PSD quer que Governo responda sobre Fundo Revita e "assuma as suas responsabilidades"

O deputado do PSD apelou ainda a que o Governo "ponha em prática as recomendações deste relatório".

O PSD desafiou esta sexta-feira o Governo a assumir responsabilidades e explicar porque é que o Fundo Revita "não está a ser aplicado no terreno", considerando que a auditoria do Tribunal de Contas "dá razão" às dúvidas do partido.

Em declarações aos jornalistas, no Parlamento, o deputado Pedro Pimpão, eleito por Leiria, comentava a auditoria do Tribunal de Contas (TdC) revelada esta sexta-feira e que detetou défices de transparência e imprecisão na utilização e na execução do Fundo Revita, considerando que a população afetada pelos incêndios de junho de 2017 não foi suficientemente envolvida.

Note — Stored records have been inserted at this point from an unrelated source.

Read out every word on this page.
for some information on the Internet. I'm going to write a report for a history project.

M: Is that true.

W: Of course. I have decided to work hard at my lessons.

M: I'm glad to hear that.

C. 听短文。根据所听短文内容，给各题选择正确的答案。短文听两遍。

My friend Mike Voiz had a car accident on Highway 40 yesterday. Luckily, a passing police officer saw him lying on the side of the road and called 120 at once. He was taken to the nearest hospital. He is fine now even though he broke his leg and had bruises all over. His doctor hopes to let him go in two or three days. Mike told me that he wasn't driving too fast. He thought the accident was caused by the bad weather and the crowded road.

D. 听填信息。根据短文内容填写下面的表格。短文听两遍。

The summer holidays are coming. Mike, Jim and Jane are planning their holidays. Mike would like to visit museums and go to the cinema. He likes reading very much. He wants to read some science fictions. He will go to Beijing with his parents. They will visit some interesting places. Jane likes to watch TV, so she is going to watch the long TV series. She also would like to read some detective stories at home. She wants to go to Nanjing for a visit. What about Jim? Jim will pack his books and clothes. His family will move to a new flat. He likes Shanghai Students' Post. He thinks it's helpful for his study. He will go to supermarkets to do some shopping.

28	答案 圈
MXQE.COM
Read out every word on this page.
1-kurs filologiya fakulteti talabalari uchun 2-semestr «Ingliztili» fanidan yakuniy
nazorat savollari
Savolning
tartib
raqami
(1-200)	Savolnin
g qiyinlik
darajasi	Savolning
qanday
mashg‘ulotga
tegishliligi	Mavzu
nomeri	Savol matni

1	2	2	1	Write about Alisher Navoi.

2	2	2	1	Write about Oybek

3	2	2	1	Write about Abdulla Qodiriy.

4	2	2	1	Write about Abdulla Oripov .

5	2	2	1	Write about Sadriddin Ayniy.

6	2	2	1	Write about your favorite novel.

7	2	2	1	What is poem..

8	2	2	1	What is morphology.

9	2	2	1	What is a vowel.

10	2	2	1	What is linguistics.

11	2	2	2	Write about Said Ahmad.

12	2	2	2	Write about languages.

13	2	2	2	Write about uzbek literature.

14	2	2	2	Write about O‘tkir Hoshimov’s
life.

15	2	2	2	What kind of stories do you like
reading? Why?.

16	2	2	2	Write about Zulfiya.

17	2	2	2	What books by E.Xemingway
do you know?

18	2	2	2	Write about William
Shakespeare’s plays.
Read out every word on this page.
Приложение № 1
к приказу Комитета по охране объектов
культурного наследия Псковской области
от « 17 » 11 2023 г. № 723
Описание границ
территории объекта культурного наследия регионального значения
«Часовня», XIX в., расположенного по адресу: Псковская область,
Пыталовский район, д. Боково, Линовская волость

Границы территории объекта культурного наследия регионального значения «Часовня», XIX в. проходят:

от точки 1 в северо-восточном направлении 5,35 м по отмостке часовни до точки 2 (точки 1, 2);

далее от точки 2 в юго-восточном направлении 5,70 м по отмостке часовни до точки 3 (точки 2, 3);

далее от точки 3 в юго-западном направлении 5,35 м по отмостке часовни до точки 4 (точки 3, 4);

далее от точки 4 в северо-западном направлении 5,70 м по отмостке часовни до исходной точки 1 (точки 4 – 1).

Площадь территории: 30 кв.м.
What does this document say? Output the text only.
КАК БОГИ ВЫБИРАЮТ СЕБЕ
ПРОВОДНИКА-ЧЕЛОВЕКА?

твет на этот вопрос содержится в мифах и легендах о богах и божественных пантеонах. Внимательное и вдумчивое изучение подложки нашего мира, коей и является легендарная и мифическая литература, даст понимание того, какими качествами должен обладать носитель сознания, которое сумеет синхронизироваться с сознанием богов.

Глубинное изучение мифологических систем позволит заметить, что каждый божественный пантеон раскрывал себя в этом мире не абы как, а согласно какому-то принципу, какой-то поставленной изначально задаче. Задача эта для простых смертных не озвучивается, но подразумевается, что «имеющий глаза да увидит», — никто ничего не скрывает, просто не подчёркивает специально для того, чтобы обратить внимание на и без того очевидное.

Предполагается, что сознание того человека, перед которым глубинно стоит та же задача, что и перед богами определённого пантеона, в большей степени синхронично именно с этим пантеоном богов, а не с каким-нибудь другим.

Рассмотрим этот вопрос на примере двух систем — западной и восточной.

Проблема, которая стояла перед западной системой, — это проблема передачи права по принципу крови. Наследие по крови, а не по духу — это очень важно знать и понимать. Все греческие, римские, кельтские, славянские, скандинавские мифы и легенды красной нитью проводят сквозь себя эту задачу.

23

"Temos acompanhado esta matéria desde o início e colocámos algumas dúvidas sobre a forma como este fundo foi criado na altura - um mecanismo que o Governo encontrou também de se apoderar dos donativos do movimento excecional de solidariedade dos portugueses -, e os resultados desta auditoria dão razão ao PSD", considerou.

Pedro Pimpão disse ainda ter "estranhado" a reação do primeiro-ministro, António Costa, que disse só ter lido o relatório na comunicação social e não ter visto "uma única acusação concreta de má utilização, mas, antes, suposições".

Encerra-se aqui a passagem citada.